Communion in a church

© Bykofoto / Shutterstock

Gelsomino Del Guercio - Aleteia - pubblicato il 10/01/17

I liturgisti bocciano questa pratica, secondo le indicazioni del Magistero. Anche se esistono delle eccezioni (lecite)

Un lettore ci chiede: “È lecito celebrare la Santa Messa in un’abitazione? È una prassi che si è mai verificata nel tempo?”.

Su liturgiagiovane.it don Silvano Sirboni, direttore dell’Ufficio Liturgico della diocesi di Alessandria, premette: «La messa non è una devozione privata e tanto meno un “arredo” per una qualche ricorrenza, sia religiosa che profana. Essa è la massima manifestazione della Chiesa che trova il suo vertice “nella partecipazione piena e attiva di tutto il popolo santo di Dio alle medesime celebrazioni liturgiche, soprattutto alla medesima eucaristia, alla medesima preghiera, al medesimo altare cui presiede il vescovo” (Sacrosantum Concilium 41)».

“EVITARE LA MOLTIPLICAZIONE DELLE MESSE”

Da qui la norma generale che «tende a evitare la moltiplicazione delle messe con la conseguente frantumazione della comunità locale, specie nei giorni domenicali e festivi di precetto (cf Eucharisticum Mysterium 26; Cei, Il Giorno del Signore 32-33; Giovanni Paolo II, Dies Domini 35-36)».

A CASA DELL’INFERMO

È in questo orizzonte teologico, prosegue Sirboni, che «si inseriscono le severe limitazioni per l’eventuale celebrazione della messa in case private, se non in circostanze di particolare necessità (cf can. 932). Fra queste circostanze è esplicitamente contemplato il caso del sacerdote infermo o avanzato in età (cf Pastorale munus 10, in EV 2/96), come pure la messa presso un infermo che potrebbe ricevere la comunione soltanto sotto la specie del vino (cf Em 41)».

MESSE PRIVATE DI GRUPPO

Per quanto riguarda gruppi particolari, le norme permettono (ma solo con il permesso dell’ordinario del luogo) la celebrazione della messa in casa privata per «gruppi familiari riuniti attorno a persone malate o anziane, che non possono uscire di casa e che altrimenti non parteciperebbero mai alla celebrazione eucaristica; ad essi si associano anche i vicini e coloro che hanno cura della persona anziana o inferma» (Actio Pastoralis 2, in EV 3/1162).

In altri casi la messa per un gruppo particolare «si compia abitualmente in luogo sacro» (ivi 3).

RESPONSABILITA’ DEL PARROCO

È vero, ammette il liturgista, che «le prime celebrazioni della cena del Signore avevano luogo in case private (cf At 2,46) e questo continuò almeno per altri due secoli, ma ciò avveniva perché queste case erano di fatto l’unico luogo possibile per convocare la comunità locale (= domus Ecclesiae/casa della Chiesa).

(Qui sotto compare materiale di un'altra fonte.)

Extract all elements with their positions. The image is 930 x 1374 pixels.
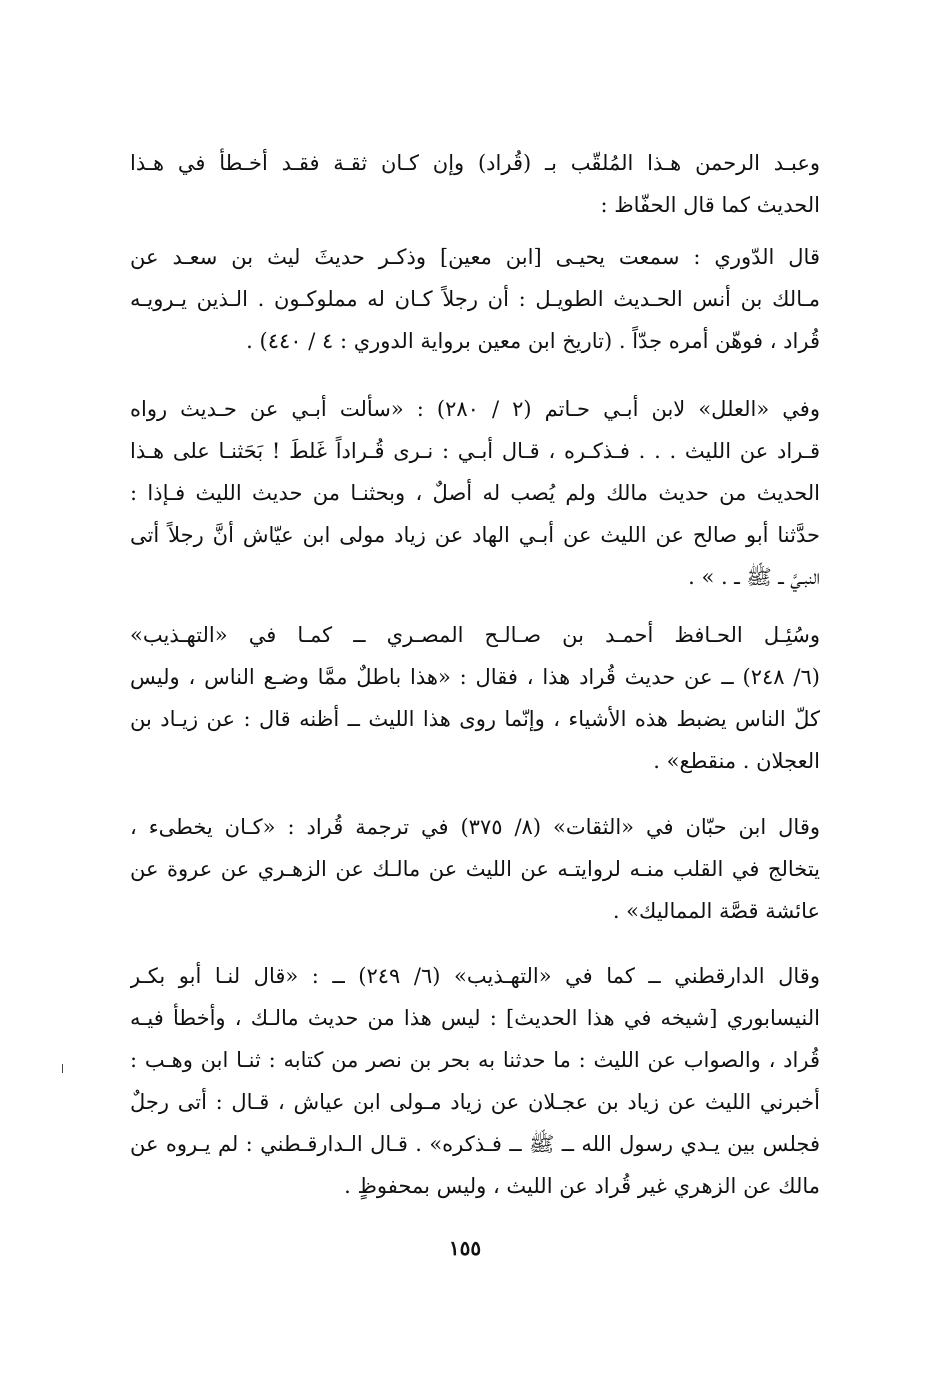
text-line: قـراد عن الليث . . . فـذكـره ، قـال أبـي : نـرى قُـراداً غَلطَ ! بَحَثنـا على هـذا	[130, 439, 820, 463]
text-line: الحديث من حديث مالك ولم يُصب له أصلٌ ، وبحثنـا من حديث الليث فـإذا :	[130, 481, 820, 505]
page-number: ١٥٥	[448, 1236, 482, 1260]
paragraph-2	[130, 236, 820, 362]
paragraph-5	[130, 806, 820, 932]
text-line: يتخالج في القلب منـه لروايتـه عن الليث عن مالـك عن الزهـري عن عروة عن	[130, 857, 820, 881]
text-line: وسُئِـل الحـافظ أحمـد بن صـالـح المصـري ــ كمـا في «التهـذيب»	[130, 623, 820, 647]
text-line: أخبرني الليث عن زياد بن عجـلان عن زياد مـولى ابن عياش ، قـال : أتى رجلٌ	[130, 1090, 820, 1114]
paragraph-3	[130, 388, 820, 598]
text-line: فجلس بين يـدي رسول الله ــ ﷺ ــ فـذكره» . قـال الـدارقـطني : لم يـروه عن	[130, 1132, 820, 1156]
text-line: الحديث كما قال الحفّاظ :	[600, 193, 820, 217]
text-line: النيسابوري [شيخه في هذا الحديث] : ليس هذا من حديث مالـك ، وأخطأ فيـه	[130, 1006, 820, 1030]
paragraph-4	[130, 614, 820, 782]
text-line: حدَّثنا أبو صالح عن الليث عن أبـي الهاد عن زياد مولى ابن عيّاش أنَّ رجلاً أتى	[130, 523, 820, 547]
text-line: وقال الدارقطني ــ كما في «التهـذيب» (٦/ ٢٤٩) ــ : «قال لنـا أبو بكـر	[130, 964, 820, 988]
paragraph-1	[130, 142, 820, 226]
text-line: قُراد ، فوهّن أمره جدّاً . (تاريخ ابن معين برواية الدوري : ٤ / ٤٤٠) .	[246, 329, 820, 353]
text-line: وقال ابن حبّان في «الثقات» (٨/ ٣٧٥) في ترجمة قُراد : «كـان يخطىء ،	[130, 815, 820, 839]
text-line: العجلان . منقطع» .	[653, 749, 820, 773]
text-line: (٦/ ٢٤٨) ــ عن حديث قُراد هذا ، فقال : «هذا باطلٌ ممَّا وضـع الناس ، وليس	[130, 665, 820, 689]
text-line: مالك عن الزهري غير قُراد عن الليث ، وليس بمحفوظٍ .	[344, 1174, 820, 1198]
text-line: قال الدّوري : سمعت يحيـى [ابن معين] وذكـر حديثَ ليث بن سعـد عن	[130, 245, 820, 269]
text-line: النبـيَّ ــ ﷺ ــ . » .	[688, 565, 820, 589]
text-line: مـالك بن أنس الحـديث الطويـل : أن رجلاً كـان له مملوكـون . الـذين يـرويـه	[130, 287, 820, 311]
text-line: قُراد ، والصواب عن الليث : ما حدثنا به بحر بن نصر من كتابه : ثنـا ابن وهـب :	[130, 1048, 820, 1072]
text-line: كلّ الناس يضبط هذه الأشياء ، وإنّما روى هذا الليث ــ أظنه قال : عن زيـاد بن	[130, 707, 820, 731]
text-line: وفي «العلل» لابن أبـي حـاتم (٢ / ٢٨٠) : «سألت أبـي عن حـديث رواه	[130, 397, 820, 421]
scan-mark	[62, 1064, 63, 1073]
paragraph-6	[130, 955, 820, 1207]
text-line: عائشة قصَّة المماليك» .	[612, 899, 820, 923]
text-line: وعبـد الرحمن هـذا المُلقّب بـ (قُراد) وإن كـان ثقـة فقـد أخـطأ في هـذا	[130, 151, 820, 175]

Quelle sopra citate sono le norme attuali. Le eventuali eccezioni confermano semmai la regola e devono essere prese sotto la responsabilità del parroco, il quale deve saper usare le leggi con saggezza conoscendone la finalità».

LE MESSE NELLE DOMUS ECCLESIAE

Precisa ad Aleteia don Gianandrea Di Donna, docente di Liturgia alla Facoltà Teologica del Triveneto: «La prassi antica di celebrare nelle Domus Ecclesiæ indicava certamente da una parte l’uso di abitazioni di cristiani e dall’altra che esse cessavano di essere “del tale” e divenivano appunto “Ecclesiæ” cioè abilitate, dedicate al culto. Non è certo se la riserva al culto fosse assoluta o limitata ai giorni celebrativi».

Quel che risulta dai rinvenimenti archeologici è che queste Domus (Dura Europos, Cafarnao, Roma….) «fossero comunque adattate architettonicamente all’uso rituale il che fa pensare più ad una dedicazione assoluta alla finalità liturgica dello spazio».

DUE RAGIONI

Il liturgista spiega che la domanda sulla possibilità di usare anche oggi una “Domus” specie per l’Eucaristia nasce da una ecclesiologia che ripensa lo spazio celebrativo. Ma per quali ragioni? Di Donna ne individua almeno tre.

1) CONTRAZIONE DEI FEDELI

«Il motivo potrebbe essere il ripensare lo spazio celebrativo in un tempo in cui la “contrazione” numerica dei fedeli vede inadeguati spazi come le chiese parrocchiali o le basiliche. Ma allora non si tratterebbe di usare delle case private ma di ripensare l’ecclesiologia degli spazi sacri».

2) MODELLI PER “ELETTI”

«Il motivo potrebbe essere invece (cosa che giudicherei negativamente) dato da una sorta di rifugio nel privato… intendo dire che una certa prospettiva di fede oggi tende a proporre modelli di fede per piccoli gruppi, per “eletti”, per persone che vivono la loro fede in modo individualistico… perdendo così tutta la dimensione ecclesiale della liturgia, la forza dello spazio santo e dei suoi simboli …».

Queste ragioni non sono altro, sentenzia il liturgista, che «derive pericolose, soggettivistiche, personalistiche e vagamente gnosticizzanti».

IL PRIMATO DELLA CARITA’

Infine, conclude Di Donna, «le eccezioni previste dai documenti citati dal Magistero non mirano a relativizzare la necessità del luogo sacro e alla sua forza ecclesiale e simbolica! Tutt’altro! Le eccezioni previste riguardano solo il primato della Carità verso un malato, un moribondo, un anziano, un presbitero infermo».